Really glad to see that the dust has settled on your divorce and that you are back out on the field so to speak.

So ... now, onto the game.

Whenever a man invites you to his place on the first date, and you accept, that is a fundamental acknowledgment that sex is in play. Which if you want sex ... then fine.

I will say that the reverse is generally true as well. On the several occasions I have been invited to her place on a first date, I don't expect there to be sex ... but there had been. Again, I don't have an issue with that.

So, the problem with sex out of the gate is that it can, may, throw a wrench into the works where determining if attraction and compatibility remain in play.

I am not one for withholding for withholding's sake ... that too, is simply a game.

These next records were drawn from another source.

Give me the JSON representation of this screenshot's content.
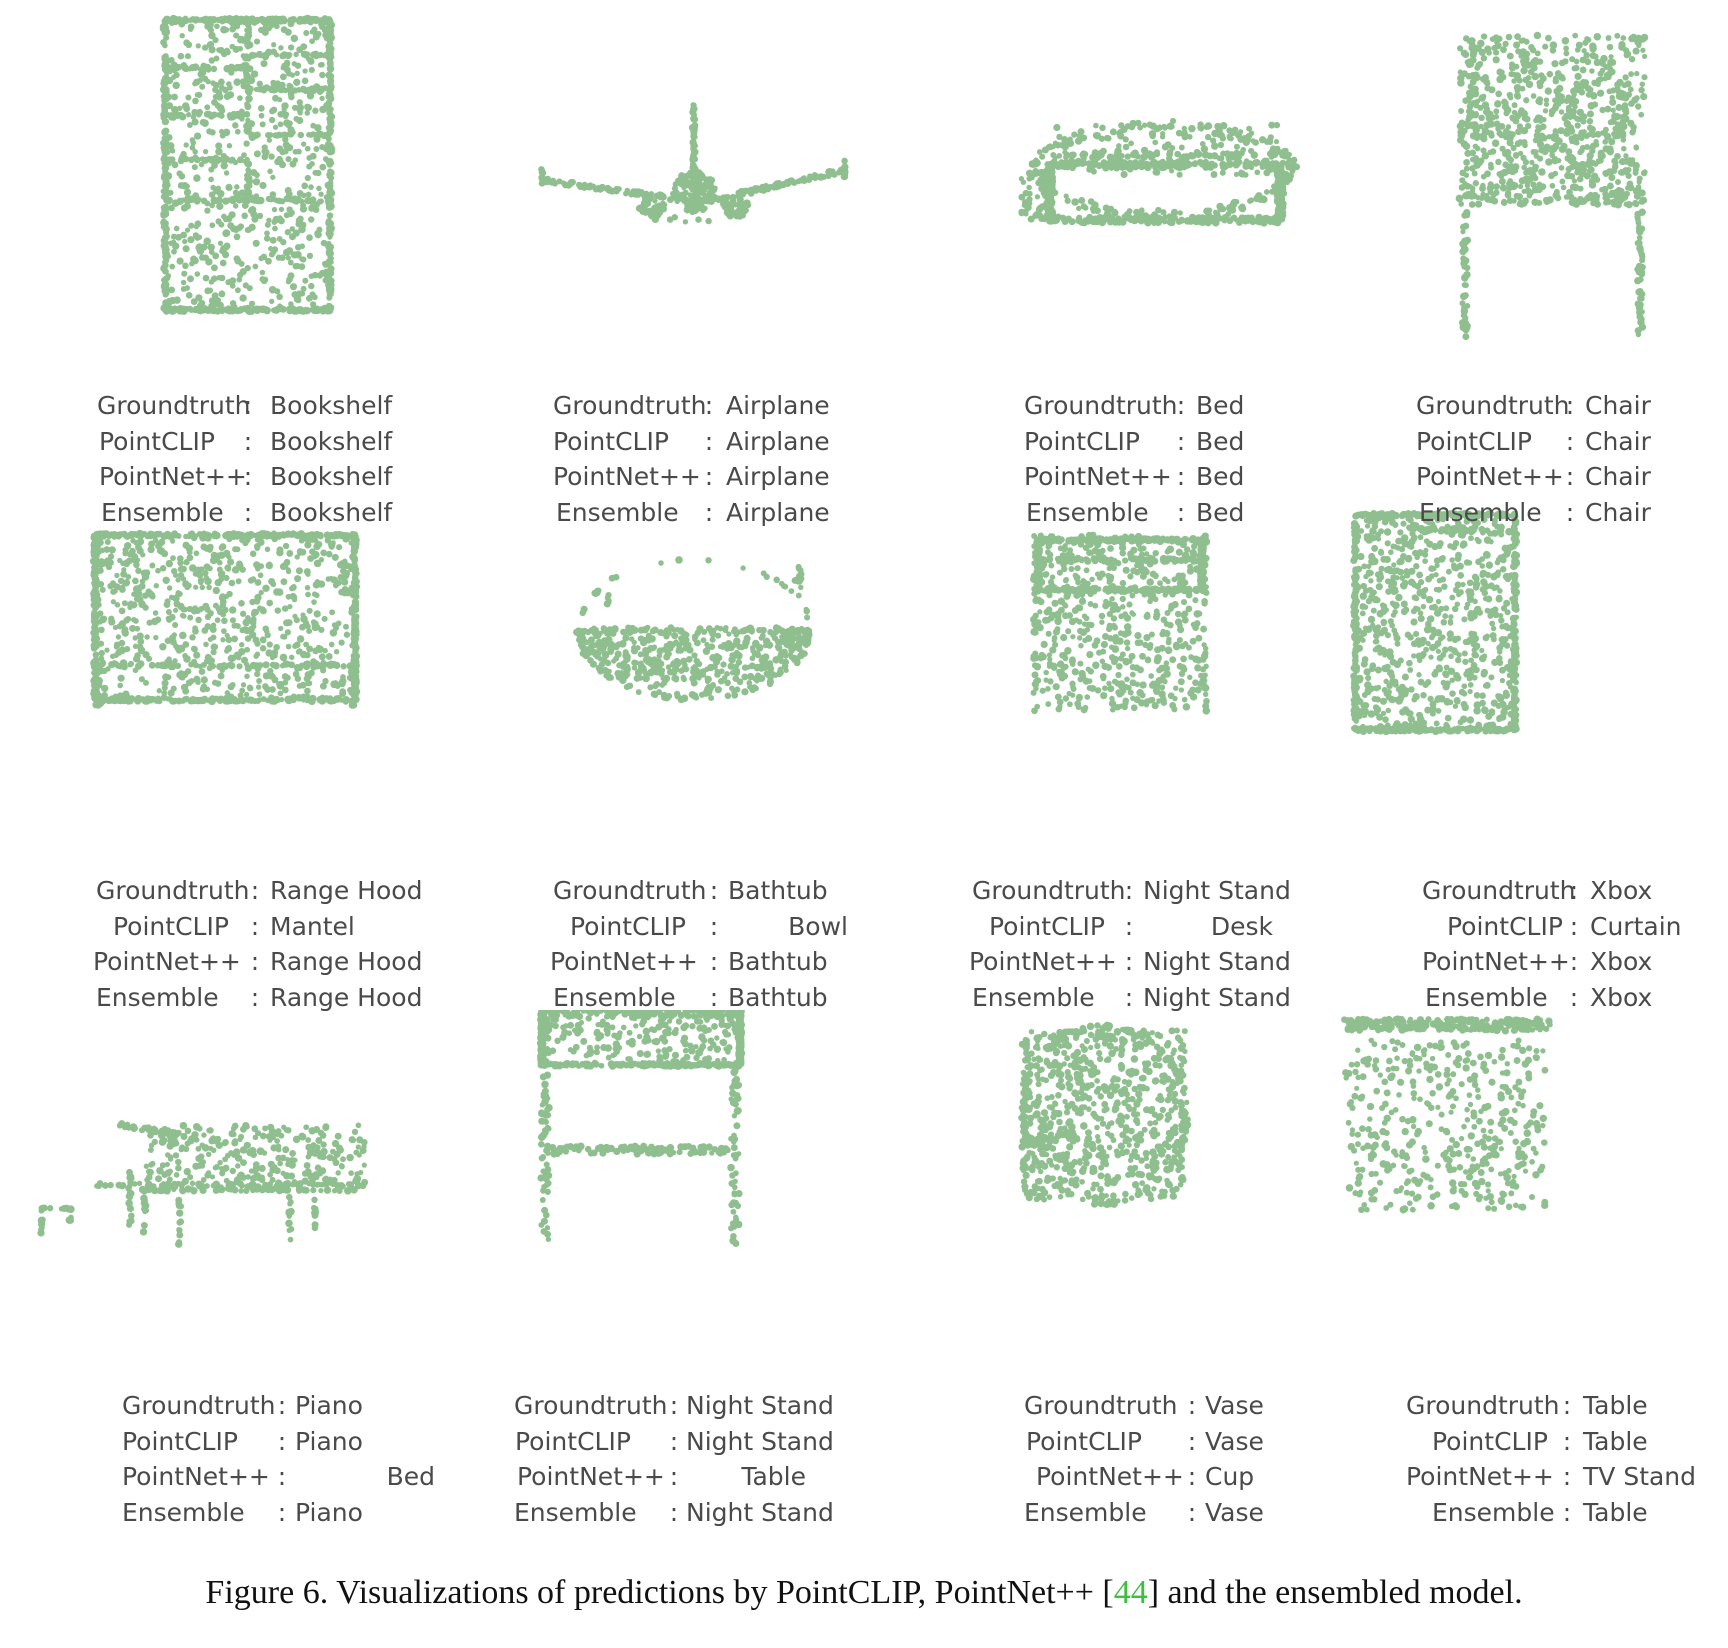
{
  "colors": {
    "points": "#8fbf8f",
    "label_text": "#4a4a4a",
    "citation": "#3fbf3f"
  },
  "row_labels": [
    "Groundtruth",
    "PointCLIP",
    "PointNet++",
    "Ensemble"
  ],
  "panels": [
    {
      "shape": "bookshelf",
      "groundtruth": "Bookshelf",
      "pointclip": "Bookshelf",
      "pointnet": "Bookshelf",
      "ensemble": "Bookshelf"
    },
    {
      "shape": "airplane",
      "groundtruth": "Airplane",
      "pointclip": "Airplane",
      "pointnet": "Airplane",
      "ensemble": "Airplane"
    },
    {
      "shape": "bed",
      "groundtruth": "Bed",
      "pointclip": "Bed",
      "pointnet": "Bed",
      "ensemble": "Bed"
    },
    {
      "shape": "chair",
      "groundtruth": "Chair",
      "pointclip": "Chair",
      "pointnet": "Chair",
      "ensemble": "Chair"
    },
    {
      "shape": "range-hood",
      "groundtruth": "Range Hood",
      "pointclip": "Mantel",
      "pointnet": "Range Hood",
      "ensemble": "Range Hood"
    },
    {
      "shape": "bathtub",
      "groundtruth": "Bathtub",
      "pointclip": "Bowl",
      "pointnet": "Bathtub",
      "ensemble": "Bathtub"
    },
    {
      "shape": "night-stand-box",
      "groundtruth": "Night Stand",
      "pointclip": "Desk",
      "pointnet": "Night Stand",
      "ensemble": "Night Stand"
    },
    {
      "shape": "xbox",
      "groundtruth": "Xbox",
      "pointclip": "Curtain",
      "pointnet": "Xbox",
      "ensemble": "Xbox"
    },
    {
      "shape": "piano",
      "groundtruth": "Piano",
      "pointclip": "Piano",
      "pointnet": "Bed",
      "ensemble": "Piano"
    },
    {
      "shape": "night-stand-legs",
      "groundtruth": "Night Stand",
      "pointclip": "Night Stand",
      "pointnet": "Table",
      "ensemble": "Night Stand"
    },
    {
      "shape": "vase",
      "groundtruth": "Vase",
      "pointclip": "Vase",
      "pointnet": "Cup",
      "ensemble": "Vase"
    },
    {
      "shape": "table",
      "groundtruth": "Table",
      "pointclip": "Table",
      "pointnet": "TV Stand",
      "ensemble": "Table"
    }
  ],
  "caption": {
    "prefix": "Figure 6. Visualizations of predictions by PointCLIP, PointNet++ [",
    "citation": "44",
    "suffix": "] and the ensembled model."
  }
}
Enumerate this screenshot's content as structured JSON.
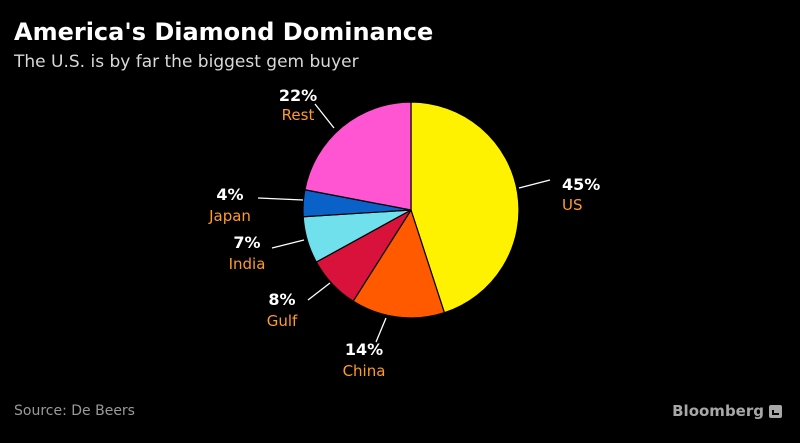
{
  "header": {
    "title": "America's Diamond Dominance",
    "subtitle": "The U.S. is by far the biggest gem buyer"
  },
  "footer": {
    "source": "Source: De Beers",
    "brand": "Bloomberg"
  },
  "colors": {
    "label_category": "#ff9a2e",
    "label_percent": "#ffffff",
    "leader_line": "#ffffff"
  },
  "chart_data": {
    "type": "pie",
    "title": "America's Diamond Dominance",
    "subtitle": "The U.S. is by far the biggest gem buyer",
    "unit": "%",
    "slices": [
      {
        "label": "US",
        "value": 45,
        "display": "45%",
        "color": "#fff200"
      },
      {
        "label": "China",
        "value": 14,
        "display": "14%",
        "color": "#ff5a00"
      },
      {
        "label": "Gulf",
        "value": 8,
        "display": "8%",
        "color": "#d8123b"
      },
      {
        "label": "India",
        "value": 7,
        "display": "7%",
        "color": "#6fe0ec"
      },
      {
        "label": "Japan",
        "value": 4,
        "display": "4%",
        "color": "#0a62c8"
      },
      {
        "label": "Rest",
        "value": 22,
        "display": "22%",
        "color": "#ff55d2"
      }
    ]
  }
}
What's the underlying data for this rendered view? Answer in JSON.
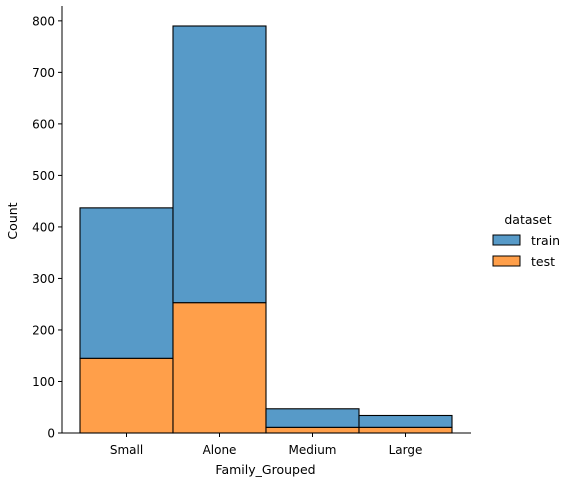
{
  "chart_data": {
    "type": "bar",
    "stacked": true,
    "categories": [
      "Small",
      "Alone",
      "Medium",
      "Large"
    ],
    "series": [
      {
        "name": "test",
        "values": [
          145,
          253,
          11,
          11
        ],
        "color": "#ff9f4a"
      },
      {
        "name": "train",
        "values": [
          292,
          537,
          36,
          23
        ],
        "color": "#579ac8"
      }
    ],
    "totals": [
      437,
      790,
      47,
      34
    ],
    "xlabel": "Family_Grouped",
    "ylabel": "Count",
    "ylim": [
      0,
      830
    ],
    "yticks": [
      0,
      100,
      200,
      300,
      400,
      500,
      600,
      700,
      800
    ],
    "grid": false,
    "legend": {
      "title": "dataset",
      "position": "right",
      "entries": [
        "train",
        "test"
      ]
    }
  }
}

I get railed for 'game' analogies very often. But the truth is, dating post-marriage, is far more of a game than dating when I was young and single ever was. People have more at stake, they have a history, sometimes that history comes with issues. Being completely guarded and closed off, isn't much different than being completely open, out there, and sexually forward. 

Here is my advice. Don't chase this guy. Just don't. If he wants you, he will come to you. You made it clear that you wanted to be sexual with him. And sex is what happened. I don't have an issue with that, but it can muddy the water if you haven't truly bonded.

Sex doesn't mean you are compatible. Hell, you don't even know enough about one another to truly know if you LIKE each other.

Sex also doesn't mean that you are exclusive. So ... if sexual exclusivity is important to you, then that warrants a conversation prior to clothing coming off.

Let it go. If you don't hear from him in 3 days, it's done. Cut him loose, and chalk this up as a learning experience. If you do hear from him after that time, accept a date at your discretion. He will likely try to move towards another sexual encounter.

Make some dating rules for yourself. Get the information that you need to get from your partner in order to feel comfortable and secure prior to being intimate, rather than being intimate and then wondering if the relationship is secure.